Tak terasa 1000 hari telah kau pergi tinggalkan kami dengan sejuta kenangan manis. Hidup… terlalu singkat untukmu… ku tau masih banyak impian dan harapan yang ingin kau wujudkan dan ingin kausaksikan.
Ku ingat saat-saat akhir kepergiaanmu…
Bagaikan mimpi, kejadian tragis itu menjadi sebuah tanda akhir kehidupanmu. Tak pernah terbayangkan sebelumnya, kau pergi tinggalkan kami dengan cara yang demikian. Kami anak2mu telah Tuhan buat untuk melihat kebesaran kuasa NYA atas manusia. Sungguh, saat semua itu terjadi dihadapan kami anaknya, rasanya kami tak punya kekuatan dan kendali untuk meminta kebahagiaan kami. Saat itu…
Untuk pertama kalinya kulihat tubuh ayahku yang kekar dan besar terbaring dengan kelemahan dan ketidak berdayaannya sebagai manusia. Tubuh yang selama ini selalu ayah gunakan untuk menopang kehidupan kami, tubuh yang selama ini selalu menjaga dan melindungi kami, tubuh yang selama ini selalu ayah gunakan sebagai contoh bagi kami agar meneledani ajaran2 Tuhan. Betapa terkejutnya aku ketika melihat kondisi ayah yang seperti itu. Saat pertama kali ibu menghubungi ku lewat ponsel dan memberi tahu bahwa ayah mendapat kecelakaan, ku pikir itu hanya sebuah kecelakaan kecil seperti kecelakaan yang terjadi beberapa minggu sebelumnya. Ternyata ibu sebisa mungkin tidak membuatku kawatir dan shock dikantor walaupun sebenarnya dia sangat2 sedih dan shock. Keadaan ayah luar biasa parahnya, jahitan lebar membentang dari ujung kiri ke ujung kanan kepala ayahku. Tingkat kesadarannya level 4 kata dokter, keadaan yang amat buruk. Saat itu dokter tidak berani bicara apa-apa, tapi kami tetap berharap banyak dalam kebisuan dokter-dokter itu. Upaya2 kami lakukan untuk mengetahui bagaimana kondisi ayah kami sebenernya saat itu, dan berbagai cara kami lakukan untuk bisa memberikan perawatan yang terbaik baginya saat itu. Tapi kami sungguh kecil dan tidak kuasa…. Tak banyak hal yang bisa kami lakukan untuk menolong ayah kami, semua jalan terasa buntu saat itu. Bila mengingat hal itu, kadang kami masih merasa bersalah. Maafkan kami ayah, karena tidak bisa memberikan yang terbaik bagimu saat itu terjadi.

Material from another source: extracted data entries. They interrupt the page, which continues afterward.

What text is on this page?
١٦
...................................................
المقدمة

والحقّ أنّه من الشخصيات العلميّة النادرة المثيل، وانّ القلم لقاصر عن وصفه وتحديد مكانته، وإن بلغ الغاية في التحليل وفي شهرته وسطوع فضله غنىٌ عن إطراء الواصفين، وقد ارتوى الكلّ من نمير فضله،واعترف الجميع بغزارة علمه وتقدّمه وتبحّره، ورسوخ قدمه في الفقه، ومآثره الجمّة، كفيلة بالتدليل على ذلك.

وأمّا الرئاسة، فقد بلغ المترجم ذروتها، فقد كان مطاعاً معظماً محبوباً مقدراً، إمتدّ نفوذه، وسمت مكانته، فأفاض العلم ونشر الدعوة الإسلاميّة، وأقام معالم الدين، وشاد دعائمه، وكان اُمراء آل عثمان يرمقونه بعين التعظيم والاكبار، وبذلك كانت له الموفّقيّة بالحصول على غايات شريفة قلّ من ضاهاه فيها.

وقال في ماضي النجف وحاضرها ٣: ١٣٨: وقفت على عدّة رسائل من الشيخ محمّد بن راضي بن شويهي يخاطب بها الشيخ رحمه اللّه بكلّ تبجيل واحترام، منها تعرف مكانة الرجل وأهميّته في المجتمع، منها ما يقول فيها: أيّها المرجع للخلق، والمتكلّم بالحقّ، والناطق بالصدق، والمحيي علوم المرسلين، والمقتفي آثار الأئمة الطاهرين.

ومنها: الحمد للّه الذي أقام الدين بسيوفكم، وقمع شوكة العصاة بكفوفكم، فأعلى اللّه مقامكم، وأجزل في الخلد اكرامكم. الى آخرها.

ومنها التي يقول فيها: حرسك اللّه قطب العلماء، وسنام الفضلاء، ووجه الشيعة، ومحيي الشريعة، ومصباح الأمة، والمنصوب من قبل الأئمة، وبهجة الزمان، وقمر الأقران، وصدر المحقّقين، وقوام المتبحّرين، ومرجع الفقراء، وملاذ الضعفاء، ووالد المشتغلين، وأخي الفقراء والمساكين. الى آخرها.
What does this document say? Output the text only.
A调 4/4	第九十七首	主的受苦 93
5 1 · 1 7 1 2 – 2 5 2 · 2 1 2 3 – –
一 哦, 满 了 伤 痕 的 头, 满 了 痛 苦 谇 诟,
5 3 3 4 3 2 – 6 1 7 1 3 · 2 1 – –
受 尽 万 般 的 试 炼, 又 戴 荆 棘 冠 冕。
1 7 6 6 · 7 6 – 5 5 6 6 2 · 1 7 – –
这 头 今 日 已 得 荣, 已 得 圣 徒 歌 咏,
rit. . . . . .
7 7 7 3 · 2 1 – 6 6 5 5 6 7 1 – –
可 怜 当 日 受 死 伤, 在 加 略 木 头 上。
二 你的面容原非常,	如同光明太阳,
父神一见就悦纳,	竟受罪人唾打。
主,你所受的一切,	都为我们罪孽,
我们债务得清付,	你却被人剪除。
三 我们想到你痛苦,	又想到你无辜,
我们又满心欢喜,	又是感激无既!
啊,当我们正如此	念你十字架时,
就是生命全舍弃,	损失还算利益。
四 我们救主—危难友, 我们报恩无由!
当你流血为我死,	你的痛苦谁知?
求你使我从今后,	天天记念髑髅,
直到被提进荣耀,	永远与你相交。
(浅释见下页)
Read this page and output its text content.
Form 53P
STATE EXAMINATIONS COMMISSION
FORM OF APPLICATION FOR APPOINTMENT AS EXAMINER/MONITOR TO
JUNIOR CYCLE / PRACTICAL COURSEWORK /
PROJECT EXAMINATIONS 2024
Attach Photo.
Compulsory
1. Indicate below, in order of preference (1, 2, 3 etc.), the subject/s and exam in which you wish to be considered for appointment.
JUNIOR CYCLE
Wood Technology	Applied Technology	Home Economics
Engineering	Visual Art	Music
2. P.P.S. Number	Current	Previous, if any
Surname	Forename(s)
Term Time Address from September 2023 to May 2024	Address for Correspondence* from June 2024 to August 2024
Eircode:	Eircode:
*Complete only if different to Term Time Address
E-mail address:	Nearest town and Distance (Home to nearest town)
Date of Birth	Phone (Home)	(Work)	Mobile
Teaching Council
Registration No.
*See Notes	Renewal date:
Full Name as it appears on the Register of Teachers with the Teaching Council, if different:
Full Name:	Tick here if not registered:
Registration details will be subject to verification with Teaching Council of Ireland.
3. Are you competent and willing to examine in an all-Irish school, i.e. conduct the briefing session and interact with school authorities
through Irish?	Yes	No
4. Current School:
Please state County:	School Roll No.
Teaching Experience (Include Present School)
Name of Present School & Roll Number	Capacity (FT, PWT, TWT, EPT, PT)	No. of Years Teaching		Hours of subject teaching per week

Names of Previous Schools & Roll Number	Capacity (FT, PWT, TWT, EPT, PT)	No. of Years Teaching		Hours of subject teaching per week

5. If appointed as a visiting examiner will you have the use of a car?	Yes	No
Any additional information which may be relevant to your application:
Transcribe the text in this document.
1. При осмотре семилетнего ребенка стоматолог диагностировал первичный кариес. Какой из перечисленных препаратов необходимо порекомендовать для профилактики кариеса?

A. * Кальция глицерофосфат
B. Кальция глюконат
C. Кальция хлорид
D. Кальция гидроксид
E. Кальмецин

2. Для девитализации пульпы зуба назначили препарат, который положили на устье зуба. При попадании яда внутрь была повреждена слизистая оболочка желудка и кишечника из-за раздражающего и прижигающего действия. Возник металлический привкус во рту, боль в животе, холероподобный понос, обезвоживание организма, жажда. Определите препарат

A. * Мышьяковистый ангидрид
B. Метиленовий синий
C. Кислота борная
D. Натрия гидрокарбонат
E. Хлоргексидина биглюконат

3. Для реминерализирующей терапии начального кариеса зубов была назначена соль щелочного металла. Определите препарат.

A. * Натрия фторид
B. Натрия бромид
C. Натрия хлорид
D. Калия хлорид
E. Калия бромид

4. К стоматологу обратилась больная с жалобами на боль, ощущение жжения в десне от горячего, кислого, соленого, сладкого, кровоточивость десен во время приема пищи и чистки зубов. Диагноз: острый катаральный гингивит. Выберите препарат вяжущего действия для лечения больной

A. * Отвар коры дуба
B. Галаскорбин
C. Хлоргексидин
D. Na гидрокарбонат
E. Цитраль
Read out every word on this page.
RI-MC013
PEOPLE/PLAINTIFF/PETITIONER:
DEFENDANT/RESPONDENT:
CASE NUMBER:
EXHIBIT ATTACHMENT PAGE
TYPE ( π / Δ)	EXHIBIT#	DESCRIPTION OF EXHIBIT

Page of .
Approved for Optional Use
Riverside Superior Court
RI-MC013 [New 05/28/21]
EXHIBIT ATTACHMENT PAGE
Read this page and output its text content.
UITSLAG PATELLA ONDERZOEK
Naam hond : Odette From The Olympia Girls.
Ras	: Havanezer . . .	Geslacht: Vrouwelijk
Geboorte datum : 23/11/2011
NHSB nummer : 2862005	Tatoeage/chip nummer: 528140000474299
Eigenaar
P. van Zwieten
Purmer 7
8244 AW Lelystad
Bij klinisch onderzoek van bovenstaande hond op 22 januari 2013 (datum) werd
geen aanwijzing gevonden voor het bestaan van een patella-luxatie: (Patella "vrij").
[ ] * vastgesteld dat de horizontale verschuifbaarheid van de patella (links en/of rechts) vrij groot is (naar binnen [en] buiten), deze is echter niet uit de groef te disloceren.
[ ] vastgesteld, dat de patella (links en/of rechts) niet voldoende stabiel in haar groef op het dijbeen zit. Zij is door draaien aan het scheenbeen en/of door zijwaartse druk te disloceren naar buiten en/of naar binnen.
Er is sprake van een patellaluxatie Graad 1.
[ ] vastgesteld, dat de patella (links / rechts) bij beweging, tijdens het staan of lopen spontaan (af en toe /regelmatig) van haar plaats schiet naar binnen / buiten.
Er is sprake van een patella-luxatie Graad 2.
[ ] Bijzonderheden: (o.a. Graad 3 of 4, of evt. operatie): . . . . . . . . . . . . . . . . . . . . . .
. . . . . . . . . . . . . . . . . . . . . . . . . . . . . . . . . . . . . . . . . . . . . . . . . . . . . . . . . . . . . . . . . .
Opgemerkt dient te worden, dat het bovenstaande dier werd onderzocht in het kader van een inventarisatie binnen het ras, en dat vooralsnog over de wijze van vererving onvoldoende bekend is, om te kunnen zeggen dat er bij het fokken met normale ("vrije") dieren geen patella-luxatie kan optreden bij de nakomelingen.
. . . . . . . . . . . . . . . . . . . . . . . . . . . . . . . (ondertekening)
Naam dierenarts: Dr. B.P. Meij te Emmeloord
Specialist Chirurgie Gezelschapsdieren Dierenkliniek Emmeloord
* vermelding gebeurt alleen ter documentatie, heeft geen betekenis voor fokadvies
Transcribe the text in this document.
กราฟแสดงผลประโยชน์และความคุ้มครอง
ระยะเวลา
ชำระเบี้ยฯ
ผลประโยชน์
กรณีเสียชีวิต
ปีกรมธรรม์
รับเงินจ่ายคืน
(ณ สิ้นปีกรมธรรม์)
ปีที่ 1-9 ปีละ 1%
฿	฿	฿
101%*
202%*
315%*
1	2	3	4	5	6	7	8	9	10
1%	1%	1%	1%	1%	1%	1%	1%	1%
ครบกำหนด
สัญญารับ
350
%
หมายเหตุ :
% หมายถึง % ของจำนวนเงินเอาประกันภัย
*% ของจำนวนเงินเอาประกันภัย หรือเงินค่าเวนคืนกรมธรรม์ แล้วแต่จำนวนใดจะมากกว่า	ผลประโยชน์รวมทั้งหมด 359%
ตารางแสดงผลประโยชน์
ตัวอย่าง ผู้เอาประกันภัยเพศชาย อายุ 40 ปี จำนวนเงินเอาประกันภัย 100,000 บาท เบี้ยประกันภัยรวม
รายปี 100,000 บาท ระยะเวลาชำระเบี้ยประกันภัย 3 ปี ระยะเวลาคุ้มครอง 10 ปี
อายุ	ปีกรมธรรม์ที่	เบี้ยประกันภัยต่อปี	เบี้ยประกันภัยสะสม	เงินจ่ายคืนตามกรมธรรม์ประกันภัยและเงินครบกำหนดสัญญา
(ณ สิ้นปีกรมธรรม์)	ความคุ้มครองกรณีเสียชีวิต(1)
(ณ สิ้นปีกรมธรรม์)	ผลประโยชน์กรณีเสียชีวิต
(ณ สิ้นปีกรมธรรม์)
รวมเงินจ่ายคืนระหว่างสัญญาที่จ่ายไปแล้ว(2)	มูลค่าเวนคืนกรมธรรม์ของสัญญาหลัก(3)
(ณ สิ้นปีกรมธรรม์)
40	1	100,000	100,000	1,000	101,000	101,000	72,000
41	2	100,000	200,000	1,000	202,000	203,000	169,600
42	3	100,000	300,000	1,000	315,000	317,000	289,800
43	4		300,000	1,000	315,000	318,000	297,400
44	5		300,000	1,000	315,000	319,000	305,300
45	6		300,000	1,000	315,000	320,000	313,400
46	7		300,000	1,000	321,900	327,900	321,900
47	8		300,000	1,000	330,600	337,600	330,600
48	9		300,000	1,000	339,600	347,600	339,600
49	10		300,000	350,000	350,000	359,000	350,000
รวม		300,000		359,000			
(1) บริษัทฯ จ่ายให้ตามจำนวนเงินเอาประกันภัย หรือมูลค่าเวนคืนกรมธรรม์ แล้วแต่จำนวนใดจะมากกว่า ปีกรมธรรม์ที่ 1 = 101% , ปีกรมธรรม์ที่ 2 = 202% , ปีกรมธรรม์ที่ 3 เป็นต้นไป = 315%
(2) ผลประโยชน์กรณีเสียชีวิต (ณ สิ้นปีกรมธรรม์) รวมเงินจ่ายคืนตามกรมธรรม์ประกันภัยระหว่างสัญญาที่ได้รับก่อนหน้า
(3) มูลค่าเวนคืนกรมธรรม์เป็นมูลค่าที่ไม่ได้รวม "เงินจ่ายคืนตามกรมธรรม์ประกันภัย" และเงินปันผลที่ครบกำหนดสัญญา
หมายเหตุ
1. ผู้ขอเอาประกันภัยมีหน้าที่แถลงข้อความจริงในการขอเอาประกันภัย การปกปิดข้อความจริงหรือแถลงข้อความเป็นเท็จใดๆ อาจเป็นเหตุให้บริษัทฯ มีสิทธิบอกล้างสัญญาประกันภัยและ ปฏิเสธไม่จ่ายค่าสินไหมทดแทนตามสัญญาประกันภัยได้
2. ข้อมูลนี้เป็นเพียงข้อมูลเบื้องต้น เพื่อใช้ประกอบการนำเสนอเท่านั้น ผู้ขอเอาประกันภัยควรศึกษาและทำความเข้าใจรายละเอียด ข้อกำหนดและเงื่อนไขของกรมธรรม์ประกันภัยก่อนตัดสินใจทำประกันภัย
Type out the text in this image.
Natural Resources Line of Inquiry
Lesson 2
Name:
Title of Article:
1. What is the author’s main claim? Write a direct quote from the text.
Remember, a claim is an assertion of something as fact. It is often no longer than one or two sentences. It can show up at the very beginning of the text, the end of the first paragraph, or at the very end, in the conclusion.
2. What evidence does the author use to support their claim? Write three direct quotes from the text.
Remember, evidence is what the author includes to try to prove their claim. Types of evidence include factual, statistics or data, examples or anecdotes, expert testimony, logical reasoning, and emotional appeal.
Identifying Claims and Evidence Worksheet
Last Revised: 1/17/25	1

Saat akhirnya kau pergi, itu adalah saat yang sangat menyedihkan untukku. Selama ini, kau adalah orang yang paling dekat denganku ayah. Orang yang paling sering kujadikan teman berdiskusi, orang yang paling mengerti aku, orang yang paling bisa kuteladani. Caramu hidup… caramu berrelasi… caramu menjadi besar… dan caramu memotivasi… selalu menjadi inspirasiku dalam hidup. Banyak hal yang ingin aku pelajari dari engkau dalam memasuki dunia kerja. Saat itu aku berpikir bahwa dalam hari-hari kedepan kita akan lebih banyak bisa berdiskusi dan berbagi pengalaman dalam dunia kerja. Tapi toh hidup adalah hidup… harus dijalani sesuai dengan kontraknya. Saat kontrak itu berakhir, apakah kita punya hak untuk memperpanjangnya?... tidak.
Dengan seluruh kesadaranku aku menyadari hal itu, tapi mengapa hidupku seperti ini sekarang? Ku hidup hanya untuk masa kini… tidak perduli dengan masa depan… hidup hanya untuk kesenangan saat ini… itu bukan hidup yang diteladani ayahku. Ayahku pasti tidak ingin aku hidup dengan cara-cara seperti itu. Tapi mengapa masih tetap aku lakukan hal itu. Dad… don’t be upset, I’ll try to live in a better way and always remember the way u live coz u had Jesust inside u. I love u dad.